Une seule circonscription électorale belge?

Chronique de José Fontaine

Dave Sinardet, le politologue flamand le plus consulté par à peu près tous les médias francophones vient de résumer pour nous l'histoire du projet de circonscription fédérale en Belgique. Il vaut la peine d'en résumer l'esprit et d'en conter l'un ou l'autre épisodes (Une idée qui fait son chemin. Historique de la proposition de circonscription élecorale fédérale en Belgique in Good morning Belgium, éd. Mols, 2012, pp. 129-184.).
L'idée fondamentale
L'idée a surgi lors de la troisième réforme de l'Etat en 1988-1989. Jusque là, les parlementaires des Régions étaient aussi des parlementaires fédéraux regroupés et occupés aussi dans les parlements régionaux selon diverses modalités.
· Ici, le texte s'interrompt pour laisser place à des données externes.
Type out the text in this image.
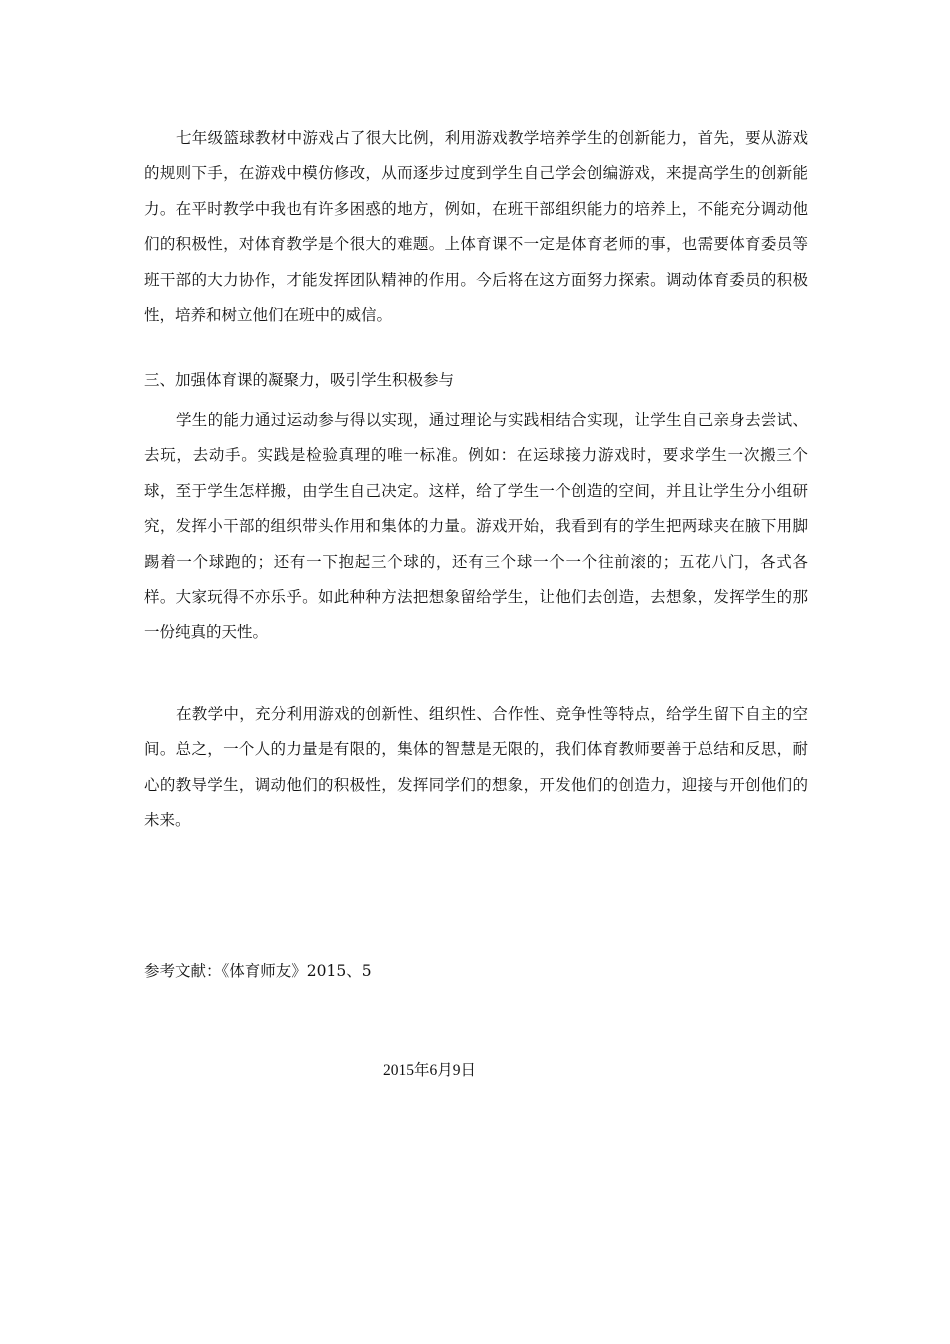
七年级篮球教材中游戏占了很大比例，利用游戏教学培养学生的创新能力，首先，要从游戏的规则下手，在游戏中模仿修改，从而逐步过度到学生自己学会创编游戏，来提高学生的创新能力。在平时教学中我也有许多困惑的地方，例如，在班干部组织能力的培养上，不能充分调动他们的积极性，对体育教学是个很大的难题。上体育课不一定是体育老师的事，也需要体育委员等班干部的大力协作，才能发挥团队精神的作用。今后将在这方面努力探索。调动体育委员的积极性，培养和树立他们在班中的威信。

三、加强体育课的凝聚力，吸引学生积极参与

学生的能力通过运动参与得以实现，通过理论与实践相结合实现，让学生自己亲身去尝试、去玩，去动手。实践是检验真理的唯一标准。例如：在运球接力游戏时，要求学生一次搬三个球，至于学生怎样搬，由学生自己决定。这样，给了学生一个创造的空间，并且让学生分小组研究，发挥小干部的组织带头作用和集体的力量。游戏开始，我看到有的学生把两球夹在腋下用脚踢着一个球跑的；还有一下抱起三个球的，还有三个球一个一个往前滚的；五花八门，各式各样。大家玩得不亦乐乎。如此种种方法把想象留给学生，让他们去创造，去想象，发挥学生的那一份纯真的天性。

在教学中，充分利用游戏的创新性、组织性、合作性、竞争性等特点，给学生留下自主的空间。总之，一个人的力量是有限的，集体的智慧是无限的，我们体育教师要善于总结和反思，耐心的教导学生，调动他们的积极性，发挥同学们的想象，开发他们的创造力，迎接与开创他们的未来。

参考文献：《体育师友》2015、5
2015年6月9日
En 1988, on décida que les parlementaires de Wallonie, de Flandre et de Bruxelles seraient des élus spécifiques à ces trois régions et attachés à la seule tâche de représentation des Wallons, des Flamands et des Bruxellois. C'est à ce moment que le Premier ministre belge d'alors, Wilfried Martens, commença à estimer qu'il faudrait que les parlementaires qui seraient à l'avenir élus dans le cadre fédéral aident à la gestion des compétences restées fédérales «dans un esprit national». Il ajoutait que cela demandait que l'on puisse jouir d'une légitimité nationale ce qui n'était pas le cas si l'on n'était l'élu «que d'un petit arrondissement» (cité par D.Sinardet p. 133). Il est possible de penser que le Premier ministre d'alors avait l'idée déjà que certains députés devaient être élus dans le cadre d'une circonscription électorale fédérale.
A cela le groupe Pavia (dont fait partie D.Sinardet) ajouta au cours de ses très nombreuses années de réflexion l'argument suivant : les élus fédéraux dans le contexte belge ne sont jamais que des élus en Wallonie et à Bruxelles francophone d'une part ou des élus en Flandre ou comme Flamands de Bruxelles. D'où la tentation pour eux de durcir leurs positions, face à un électorat homogène (soit wallon, soit flamand), à l'égard de l'autre communauté ou l'autre région, ce qui ne facilite pas les compromis futurs comme on l'a vu lors des deux grandes crises récentes au niveau belge (près de 200 jours pour former un gouvernement en 2007, plus de 500 en 2010-2011). Il faudrait donc, pour avoir des députés fédéraux avec un véritable esprit fédéral, en quelque sorte entraînés à s'expliquer devant un public tant wallon que flamand et bruxellois, qu'une partie des candidats au Parlement fédéral soient élus dans une circonscription aussi large que la Belgique (l'autre continuant à l'être dans les circonscriptions soit d'avant 2000, soit celles d'après qui ont été élargies au provinces). Le groupe Pavia propose que le dixième de la représentation fédérale belge soit élue de cette façon, soit 15 députés fédéraux dont 6 Wallons ou francophones et 9 Flamands.
De tels élus, en raison notamment des scores importants qu'ils réaliseraient à partir d'un électorat bien plus important que celui des autres élus, choisis dans des arrondissements à population plus modeste, imposeraient à ces moindres élus, dans le débat belge, un point de vue modéré, de nature au fond à conforter une politique fédérale plus axée sur l'unité nationale, sans pour autant mettre à mal l'autonomie de chaque région.
L'idée d'une circonscription fédérale est-elle adaptée au contexte? (I)
Il me semble que le groupe Pavia propose cette idée à partir d'un postulat qui est respectable mais discutable selon lequel il y aurait surtout deux camps en Belgique et que les difficultés viendraient d'abord d'un manque de compréhension entre les deux, de préjugés à l'égard des autres etc.
Or, il existe une première difficulté pour moi à admettre ce point de vue, c'est que, même si ce n'est pas toujours bien accepté côté flamand, il existe en réalité trois camps, celui de la Flandre, celui de la Wallonie et celui de Bruxelles, même si cette ville est majoritairement francophone.
De toute façon, dans tous les cas de figure, les francophones en général et les Wallons en particulier ont toujours été minoritaires en Belgique.
Ce sont les Wallons qui ont le plus voulu le fédéralisme, principalement pour échapper aux problèmes posés par cette minorisation.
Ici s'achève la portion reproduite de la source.